Giuseppe Antonio Tovini (14 March 1841 – 16 January 1897) was an Italian banker and lawyer who became a member of the Secular Franciscan Order. He was one of the founder of Banca di Valle Camonica, Banca San Paolo di Brescia and Banco Ambrosiano. His nephew was Mosè Tovini.

He was beatified in 1998 after a miracle was found to have been attributed to his intercession. The cause still continues as it awaits confirmation of another miracle.

==Biography==
Giuseppe Antonio Tovini was born in 1841 as the first of seven children to Mosè Tovini and Rosa Malaguzzi. He went to high school in Bergamo from 1852 to 1858, and later graduated from the University of Pavia in August 1865. He then moved to Brescia in 1867 to become a lawyer and obtained all the appropriate qualifications to become a lawyer in 1868.
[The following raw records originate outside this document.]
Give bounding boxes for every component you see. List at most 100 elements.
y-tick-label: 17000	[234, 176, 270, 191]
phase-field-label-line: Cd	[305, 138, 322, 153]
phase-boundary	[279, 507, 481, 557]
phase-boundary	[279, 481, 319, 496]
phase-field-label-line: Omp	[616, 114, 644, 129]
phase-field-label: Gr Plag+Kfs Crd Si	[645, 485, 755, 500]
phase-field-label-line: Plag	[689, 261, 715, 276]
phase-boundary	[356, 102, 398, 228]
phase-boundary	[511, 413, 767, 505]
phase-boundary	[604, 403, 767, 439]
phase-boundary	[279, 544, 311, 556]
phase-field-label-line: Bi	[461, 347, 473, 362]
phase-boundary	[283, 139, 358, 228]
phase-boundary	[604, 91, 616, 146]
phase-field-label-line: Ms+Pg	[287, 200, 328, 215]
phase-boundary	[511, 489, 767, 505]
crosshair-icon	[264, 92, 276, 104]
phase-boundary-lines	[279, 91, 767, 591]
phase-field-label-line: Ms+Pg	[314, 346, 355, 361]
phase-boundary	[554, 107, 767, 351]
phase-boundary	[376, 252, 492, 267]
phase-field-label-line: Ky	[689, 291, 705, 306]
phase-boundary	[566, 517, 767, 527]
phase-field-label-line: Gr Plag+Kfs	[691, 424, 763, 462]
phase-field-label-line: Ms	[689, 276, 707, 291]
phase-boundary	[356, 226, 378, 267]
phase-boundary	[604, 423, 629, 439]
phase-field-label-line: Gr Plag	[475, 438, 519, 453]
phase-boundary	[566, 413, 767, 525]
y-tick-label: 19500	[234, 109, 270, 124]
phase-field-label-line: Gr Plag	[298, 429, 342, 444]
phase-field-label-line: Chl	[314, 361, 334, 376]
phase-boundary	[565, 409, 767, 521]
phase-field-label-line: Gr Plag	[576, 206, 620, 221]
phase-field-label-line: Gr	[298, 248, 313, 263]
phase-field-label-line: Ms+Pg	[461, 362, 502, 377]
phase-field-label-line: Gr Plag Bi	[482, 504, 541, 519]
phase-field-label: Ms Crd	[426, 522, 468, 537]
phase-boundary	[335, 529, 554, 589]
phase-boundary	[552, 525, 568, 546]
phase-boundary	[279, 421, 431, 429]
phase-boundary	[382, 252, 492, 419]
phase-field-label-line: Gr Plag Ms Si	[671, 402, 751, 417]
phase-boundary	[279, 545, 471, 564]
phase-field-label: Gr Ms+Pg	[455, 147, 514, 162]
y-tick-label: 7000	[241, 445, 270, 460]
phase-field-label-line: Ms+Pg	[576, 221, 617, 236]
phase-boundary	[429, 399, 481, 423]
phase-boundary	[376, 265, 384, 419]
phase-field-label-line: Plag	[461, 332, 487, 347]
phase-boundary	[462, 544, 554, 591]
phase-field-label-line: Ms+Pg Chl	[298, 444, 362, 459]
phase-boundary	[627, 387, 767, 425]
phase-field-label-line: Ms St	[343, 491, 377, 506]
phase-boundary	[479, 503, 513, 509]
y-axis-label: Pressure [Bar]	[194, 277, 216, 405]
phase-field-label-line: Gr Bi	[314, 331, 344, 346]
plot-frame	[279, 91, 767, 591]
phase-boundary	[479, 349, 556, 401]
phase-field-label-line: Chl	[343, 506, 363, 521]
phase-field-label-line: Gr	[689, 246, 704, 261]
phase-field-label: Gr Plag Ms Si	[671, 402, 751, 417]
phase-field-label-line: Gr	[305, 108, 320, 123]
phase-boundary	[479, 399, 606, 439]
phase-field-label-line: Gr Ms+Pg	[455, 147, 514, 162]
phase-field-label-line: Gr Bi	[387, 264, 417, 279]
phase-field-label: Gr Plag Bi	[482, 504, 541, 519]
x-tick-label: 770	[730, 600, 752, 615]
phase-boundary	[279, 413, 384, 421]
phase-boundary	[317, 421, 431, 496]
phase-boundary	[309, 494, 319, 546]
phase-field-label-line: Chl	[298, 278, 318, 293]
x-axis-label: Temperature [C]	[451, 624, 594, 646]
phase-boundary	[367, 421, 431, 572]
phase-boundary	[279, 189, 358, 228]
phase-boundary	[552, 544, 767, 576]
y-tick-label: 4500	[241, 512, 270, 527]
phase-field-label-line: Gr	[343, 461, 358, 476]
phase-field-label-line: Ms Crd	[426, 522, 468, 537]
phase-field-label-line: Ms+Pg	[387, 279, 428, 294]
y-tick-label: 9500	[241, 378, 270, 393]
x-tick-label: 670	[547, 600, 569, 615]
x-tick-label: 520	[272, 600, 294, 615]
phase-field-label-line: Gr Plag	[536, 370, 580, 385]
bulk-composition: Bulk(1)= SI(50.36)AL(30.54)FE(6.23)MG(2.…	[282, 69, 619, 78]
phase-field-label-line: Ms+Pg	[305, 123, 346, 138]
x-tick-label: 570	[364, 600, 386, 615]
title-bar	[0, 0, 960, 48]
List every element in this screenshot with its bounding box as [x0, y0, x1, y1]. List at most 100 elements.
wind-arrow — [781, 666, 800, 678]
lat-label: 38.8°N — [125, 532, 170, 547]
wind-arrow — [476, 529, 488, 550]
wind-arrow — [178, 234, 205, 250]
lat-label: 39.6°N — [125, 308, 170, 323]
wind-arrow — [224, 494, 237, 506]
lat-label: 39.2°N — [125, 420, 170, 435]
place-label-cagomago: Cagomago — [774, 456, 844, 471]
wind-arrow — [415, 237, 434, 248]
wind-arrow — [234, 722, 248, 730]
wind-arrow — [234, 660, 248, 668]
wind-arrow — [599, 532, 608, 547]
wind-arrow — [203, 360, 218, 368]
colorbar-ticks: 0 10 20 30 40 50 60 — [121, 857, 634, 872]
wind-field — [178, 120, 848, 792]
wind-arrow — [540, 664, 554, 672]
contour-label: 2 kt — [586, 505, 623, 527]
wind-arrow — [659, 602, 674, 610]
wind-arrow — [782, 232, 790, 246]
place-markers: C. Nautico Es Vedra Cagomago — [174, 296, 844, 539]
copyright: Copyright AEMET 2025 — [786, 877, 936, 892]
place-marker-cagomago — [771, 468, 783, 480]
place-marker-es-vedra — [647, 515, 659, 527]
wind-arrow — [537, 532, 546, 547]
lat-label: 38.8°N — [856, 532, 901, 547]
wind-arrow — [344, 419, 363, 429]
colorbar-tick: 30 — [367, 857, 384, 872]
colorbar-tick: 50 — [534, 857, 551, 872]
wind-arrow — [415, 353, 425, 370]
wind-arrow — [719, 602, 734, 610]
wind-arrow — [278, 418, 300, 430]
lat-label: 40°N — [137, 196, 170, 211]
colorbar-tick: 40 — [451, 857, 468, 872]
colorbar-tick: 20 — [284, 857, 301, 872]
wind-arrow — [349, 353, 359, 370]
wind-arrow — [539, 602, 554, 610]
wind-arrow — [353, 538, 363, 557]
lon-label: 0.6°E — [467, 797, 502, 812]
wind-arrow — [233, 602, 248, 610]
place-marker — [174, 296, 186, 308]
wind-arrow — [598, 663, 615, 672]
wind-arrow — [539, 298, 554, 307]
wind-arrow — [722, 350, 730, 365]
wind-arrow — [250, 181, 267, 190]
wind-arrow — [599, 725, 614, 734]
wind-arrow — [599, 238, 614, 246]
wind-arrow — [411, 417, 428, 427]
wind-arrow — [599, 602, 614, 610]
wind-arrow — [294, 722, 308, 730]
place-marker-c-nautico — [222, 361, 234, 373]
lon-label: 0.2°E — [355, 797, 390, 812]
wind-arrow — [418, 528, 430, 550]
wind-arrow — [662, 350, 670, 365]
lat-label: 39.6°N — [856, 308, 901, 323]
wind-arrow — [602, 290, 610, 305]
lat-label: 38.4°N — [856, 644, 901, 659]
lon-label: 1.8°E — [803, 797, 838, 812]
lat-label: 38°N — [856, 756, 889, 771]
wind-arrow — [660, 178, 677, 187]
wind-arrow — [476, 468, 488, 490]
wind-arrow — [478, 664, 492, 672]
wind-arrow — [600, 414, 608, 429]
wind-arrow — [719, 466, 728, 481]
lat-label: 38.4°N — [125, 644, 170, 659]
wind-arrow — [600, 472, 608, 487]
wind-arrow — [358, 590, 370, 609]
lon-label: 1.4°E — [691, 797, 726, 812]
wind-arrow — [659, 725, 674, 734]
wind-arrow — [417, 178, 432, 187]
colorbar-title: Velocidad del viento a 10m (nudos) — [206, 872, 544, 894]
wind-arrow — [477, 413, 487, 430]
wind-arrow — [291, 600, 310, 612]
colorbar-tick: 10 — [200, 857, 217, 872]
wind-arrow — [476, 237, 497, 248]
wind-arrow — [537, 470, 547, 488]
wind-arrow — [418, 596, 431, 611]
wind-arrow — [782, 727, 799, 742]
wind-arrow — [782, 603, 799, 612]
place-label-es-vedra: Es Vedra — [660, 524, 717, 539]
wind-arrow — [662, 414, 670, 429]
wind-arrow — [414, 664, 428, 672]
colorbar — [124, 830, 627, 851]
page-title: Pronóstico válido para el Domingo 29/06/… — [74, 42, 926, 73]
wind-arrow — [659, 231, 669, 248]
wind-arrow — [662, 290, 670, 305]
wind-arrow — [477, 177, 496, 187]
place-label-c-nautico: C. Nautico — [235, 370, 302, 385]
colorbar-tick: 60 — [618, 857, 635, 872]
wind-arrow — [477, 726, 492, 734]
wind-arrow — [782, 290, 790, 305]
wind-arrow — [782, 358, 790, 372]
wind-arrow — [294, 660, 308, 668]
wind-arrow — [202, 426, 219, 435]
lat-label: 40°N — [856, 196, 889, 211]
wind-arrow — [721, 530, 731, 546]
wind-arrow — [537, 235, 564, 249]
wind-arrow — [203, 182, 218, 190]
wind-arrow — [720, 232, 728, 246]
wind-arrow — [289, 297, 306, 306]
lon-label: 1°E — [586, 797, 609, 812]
He later married Emilia Corbolani on 6 January 1875 and they went on to have a total of ten children. One son became a Jesuit priest and two daughters became nuns. From 1871 to 1874, Tovini served as the mayor of Cividate Camuno, his birthplace. As mayor, he made important decisions in the life of the city from promoting the establishment of banks to the construction of infrastructure like railway lines.

Tovini also became a member of the Secular Franciscan Order and was among the founders of a Catholic newspaper which published its first edition in 1878 after its founding on 3 April. He founded Banca di Valle Camonica in 1872, Banca San Paolo di Brescia in Brescia in 1888, Banco Ambrosiano in Milan in 1896.

In 1882 he founded Saint Joseph's Kindergarten and he also established other Catholic institutions.

He died in 1897 with a reputation for personal holiness.

==Beatification==
The cause of beatification was introduced on 14 April 1977 under Pope Paul VI despite the fact that a process had been opened in 1948 and closed in 1957. Another process - a historical commission - continued to investigate the cause from 1992 to 1993 which resulted in the Positio being submitted in 1993 to the Congregation for the Causes of Saints for further evaluation.

Pope John Paul II declared he lived a life of heroic virtue and made him Venerable on 6 April 1995 and approved a miracle attributed to his intercession on 18 December 1997. He was beatified on 20 September 1998.